This Day in History – April 20
Today is the 110th day of 2015. There are 255 days left in the year.
TODAY’S HIGHLIGHT
2004: A Panamanian court sentences five Cuban exiles, who had been accused of plotting to kill Fidel Castro, to between seven and eight years in prison. The men were arrested after Castro announced a plot to kill him during an Ibero-American summit to Panama in November 2000.
OTHER EVENTS
1534: Elizabeth Barton, the Maid of Kent, is executed in England with five of her associates for criticising the matrimonial practices of Henry VIII.
1792: France declares war on Austria, marking the start of the French Revolutionary wars.
1902: Scientists Marie and Pierre Curie isolate the radioactive element radium.
1945: Soviet forces penetrate Berlin defences in World War II.
1968: Pierre Elliott Trudeau is sworn in as Canada’s prime minister.
1970: US President Richard Nixon announces withdrawal of 150,000 American military personnel from South Vietnam.

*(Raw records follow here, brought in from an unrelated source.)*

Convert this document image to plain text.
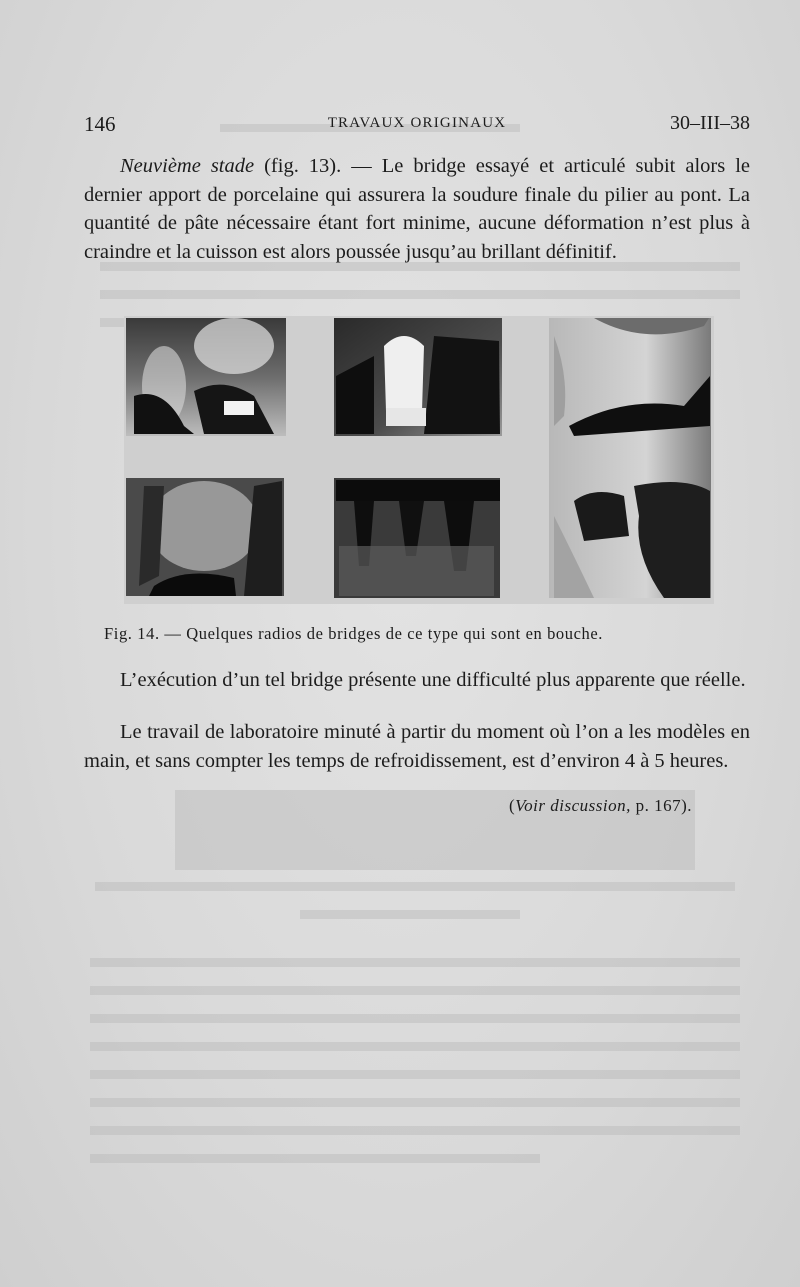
146	TRAVAUX ORIGINAUX	30–III–38

Neuvième stade (fig. 13). — Le bridge essayé et articulé subit alors le dernier apport de porcelaine qui assurera la soudure finale du pilier au pont. La quantité de pâte nécessaire étant fort minime, aucune déformation n’est plus à craindre et la cuisson est alors poussée jusqu’au brillant définitif.

Fig. 14. — Quelques radios de bridges de ce type qui sont en bouche.

L’exécution d’un tel bridge présente une difficulté plus apparente que réelle.

Le travail de laboratoire minuté à partir du moment où l’on a les modèles en main, et sans compter les temps de refroidissement, est d’environ 4 à 5 heures.

(Voir discussion, p. 167).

1971: US Supreme Court upholds the use of busing students to achieve racial desegregation in schools.
1972: US Apollo 16 astronauts make safe landing on Moon.
1976: The US Supreme Court rules that federal courts could order low-cost housing for minorities in white urban suburbs.
1978: Soviet fighter planes force off-course South Korean airliner down in Soviet Union near Arctic Circle.
1980: The first Cubans sailing to the United States as part of the massive Mariel boatlift reach Florida.
1986: Giant irrigation reservoir bursts and floods Sri Lanka town, leaving at least 100 people dead and up to 20,000 families homeless.
1987: PLO Chairman Yasser Arafat calls for sovereign Palestinian state “with Jerusalem as its capital”.
1990: Lech Walesa is re-elected as chairman of Poland’s Solidarity by a large margin.
1993: Heavy fighting between Croat and Muslim troops spreads from central to south-western Bosnia on the fifth day of a battle that has killed more than 200 people.
1997: In Jerusalem, Prime Minister Benjamin Netanyahu escapes political disaster when prosecutors decide not to indict him in an influence-peddling scandal.
1999: The worst in a rash of school shootings in the United States kills 15 people, including the two student gunmen, at Columbine High School in Littleton, Colorado.
2001: An American missionary and her infant daughter are killed when their single-engine plane is shot down by the Peruvian air force. The plane was operating without a flight plan in airspace frequented by drug runners.
2005: Ecuador’s Congress removes embattled President Lucio Gutierrez from office after a week of escalating street protests against him and swears in Vice-President Alfredo Palacio as the country’s new leader.
2008: Pope Benedict XVI begins the final day of his US journey by blessing the site of the September 11, 2001, terrorist attacks on the World Trade Center and praying for peace.
2009: Dozens of Western diplomats walk out of a UN conference in Geneva when Iran’s hard-line president Mahmoud Ahmadinejad calls Israel a cruel and racist state and the US denounces his remarks as hateful.
2010: Europe’s busiest airports reopen as air traffic across the continent lurches back to life. But the gridlock created by Iceland’s volcanic ash plume is far from over: Officials say it will be weeks before all stranded travellers can be brought home.
2011: The top US military officer accuses Pakistan’s spy agency of links to a powerful militant faction fighting in Afghanistan, and says that relationship was at the “heart” of tensions between Islamabad and Washington.
2013: A powerful earthquake strikes the steep hills of China’s south-western Sichuan province, leaving at least 160 people dead.
2014: A non-profit research group says political and military elites are seizing protected areas in one of Africa’s last bastions for elephants, putting broad swathes of Zimbabwe at risk of becoming fronts for ivory poaching.